The scientists inserted the bifacial solar cells between individual LSC elements and created a pattern of cubical mosaic LSC elements. They said this design increases the available top surface area of solar cells per unit of aperture area and, as a result, the power conversion efficiency of the whole LSC PV device can be increased.
For the LSC devices, they used conventional materials such as poly(methyl methacrylate) (PMMA) doped with commercial organic dyes and a Coumarin (Cou) compound. The researchers attached bifacial cells to the edges of the lightguides using an index-matching optical adhesive and monofacial c-Si PV cells to the backs of the lightguide cubes. They encapsulated the cells using polyolefin (PO) materials.
Under standard illumination conditions, the group found that the luminophores were able to absorb nearly all the high-energy photons and emitted photons with longer wavelengths more matched with the spectral response of the silicon solar cells.
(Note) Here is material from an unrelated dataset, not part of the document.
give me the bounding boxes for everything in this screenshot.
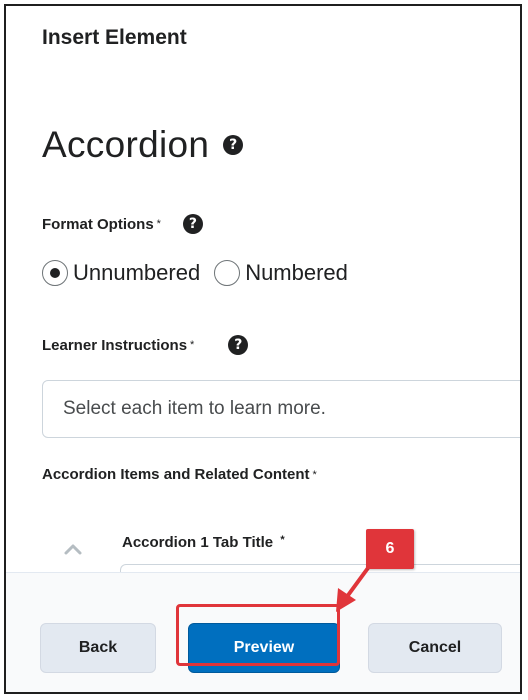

They also tested seveal mini-mosaics to determine the performance of arrays of LSCs.
“The greatest power conversion efficiency of 11.6% was obtained for the LSC PV device consisting of four cubical lightguides containing Cou with four edge- and four bottom-mounted bifacial and monofacial silicon solar cells, respectively,” they said. “The main source of the low fill factor values is related to the poor contacts between the tabs and the fingers of the PV cells, resulting in high series resistance.”
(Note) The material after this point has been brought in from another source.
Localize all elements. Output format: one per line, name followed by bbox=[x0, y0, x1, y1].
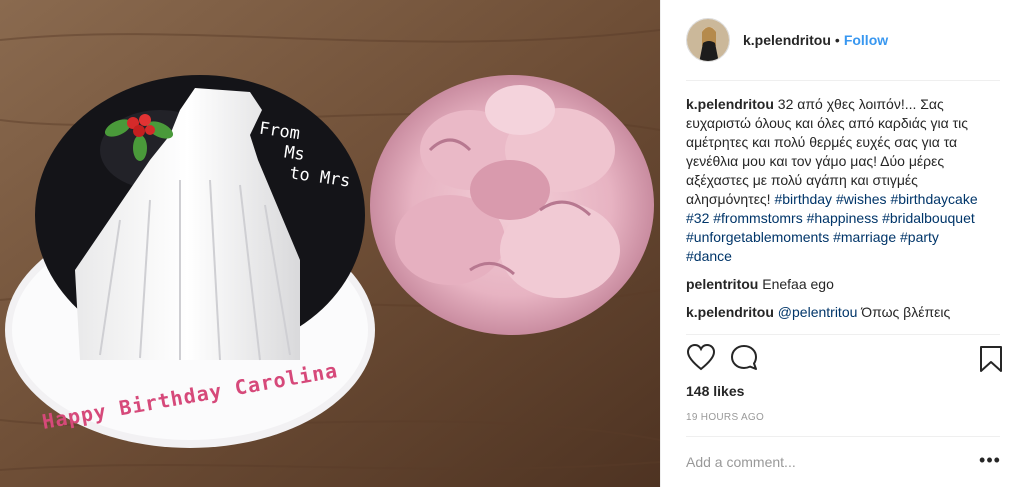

Aghaei said commercial production of the proposed devices could begin after their efficiency is further improved.
“In this phase, it is difficult to estimate production costs with great accuracy, however, a first guess would be that for these customizable LSC PV devices the production costs after commercialization will be $0.5 per watt or less,” he said.
The scientists presented the new technology in “Measured power conversion efficiencies of bifacial luminescent solar concentrator photovoltaic devices of the mosaic series,” which was recently published in Progress in Photovoltaics. The research group includes academics from the University of Melbourne and the University of New South Wales in Australia, as well as the Eindhoven University of Technology in the Netherlands.
“In future studies, the coupling between the solar cells and the cubical lightguides could be further enhanced to improve electrical parameters as well the efficiency of the overall devices, and experimentation of thinner and/or larger mosaic elements and the effect of indirect light could both be explored,” they concluded.